One of the most significant factors that effects the security of the license issuance process in the U.S. is whether the license is printed centrally and mailed to the customer, or if it printed on-site at the various DMV field offices (via a process known as “Instant Issuance”). In a recent survey of 37 U.S. states and Canadian provinces, Root Resource found that roughly one-half of all jurisdictions use the instant issuance process. Between 20 and 25% of jurisdictions use the central issuance model, while the remainder use some combination of central and instant issuance. The report indicates that many jurisdictions using the instant issuance model are now looking at hybrid issuance systems to provide greater security for the issuance of documents to new applicants, while allowing existing motorists to continue receiving their documents on the time of application. ( 2003 North American DL/ID Report , General Document Issuance Practices , February 2004. Root Resource.)
How is the license authenticated?
This part of the equation is more difficult to control as the authentication of a credential is frequently a decentralized occurrence. In many countries, driver licenses are used as identification in all geographic corners of the country and by many different entities. In fact, the drivers credential itself frequently serves as a breeder document for other credentials. Thus the vigilance with which the license is authenticated often varies greatly.

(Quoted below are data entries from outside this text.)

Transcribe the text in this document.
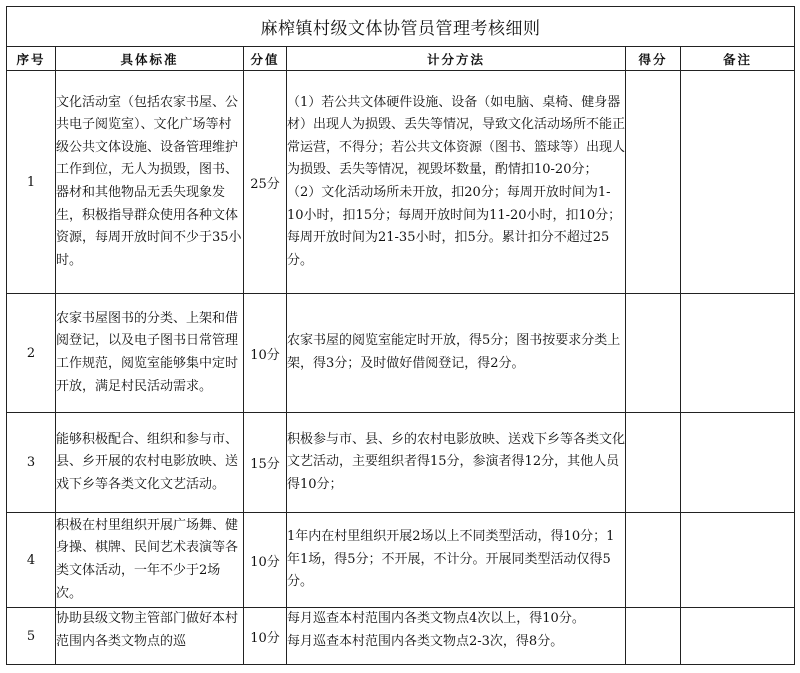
麻榨镇村级文体协管员管理考核细则					
序号	具体标准	分值	计分方法	得分	备注
1	文化活动室（包括农家书屋、公共电子阅览室）、文化广场等村级公共文体设施、设备管理维护工作到位，无人为损毁，图书、器材和其他物品无丢失现象发生，积极指导群众使用各种文体资源，每周开放时间不少于35小时。	25分	（1）若公共文体硬件设施、设备（如电脑、桌椅、健身器材）出现人为损毁、丢失等情况，导致文化活动场所不能正常运营，不得分；若公共文体资源（图书、篮球等）出现人为损毁、丢失等情况，视毁坏数量，酌情扣10-20分；
（2）文化活动场所未开放，扣20分；每周开放时间为1-10小时，扣15分；每周开放时间为11-20小时，扣10分；每周开放时间为21-35小时，扣5分。累计扣分不超过25分。		
2	农家书屋图书的分类、上架和借阅登记，以及电子图书日常管理工作规范，阅览室能够集中定时开放，满足村民活动需求。	10分	农家书屋的阅览室能定时开放，得5分；图书按要求分类上架，得3分；及时做好借阅登记，得2分。		
3	能够积极配合、组织和参与市、县、乡开展的农村电影放映、送戏下乡等各类文化文艺活动。	15分	积极参与市、县、乡的农村电影放映、送戏下乡等各类文化文艺活动，主要组织者得15分，参演者得12分，其他人员得10分；		
4	积极在村里组织开展广场舞、健身操、棋牌、民间艺术表演等各类文体活动，一年不少于2场次。	10分	1年内在村里组织开展2场以上不同类型活动，得10分；1年1场，得5分；不开展，不计分。开展同类型活动仅得5分。		
5	协助县级文物主管部门做好本村范围内各类文物点的巡	10分	每月巡查本村范围内各类文物点4次以上，得10分。
每月巡查本村范围内各类文物点2-3次，得8分。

Techniques to aid in this authentication include the visual information printed on the card, electronic data contained within the ID technologies used on the credential, as well as off-the-card system checks.
Visual information can include biometric indicators such as the individual’s photograph, fingerprint, signature, and physical descriptors (e.g. height, weight, hair color, eye color, age). Electronic data can include digital representation of biometrics including those described above as well as digital signatures or keys. Off-the-card checks can include verification of the data contained on the card or current check of the cardholder’s legal status. This can occur via a radio or telephone call or via a direct network connection to an external system.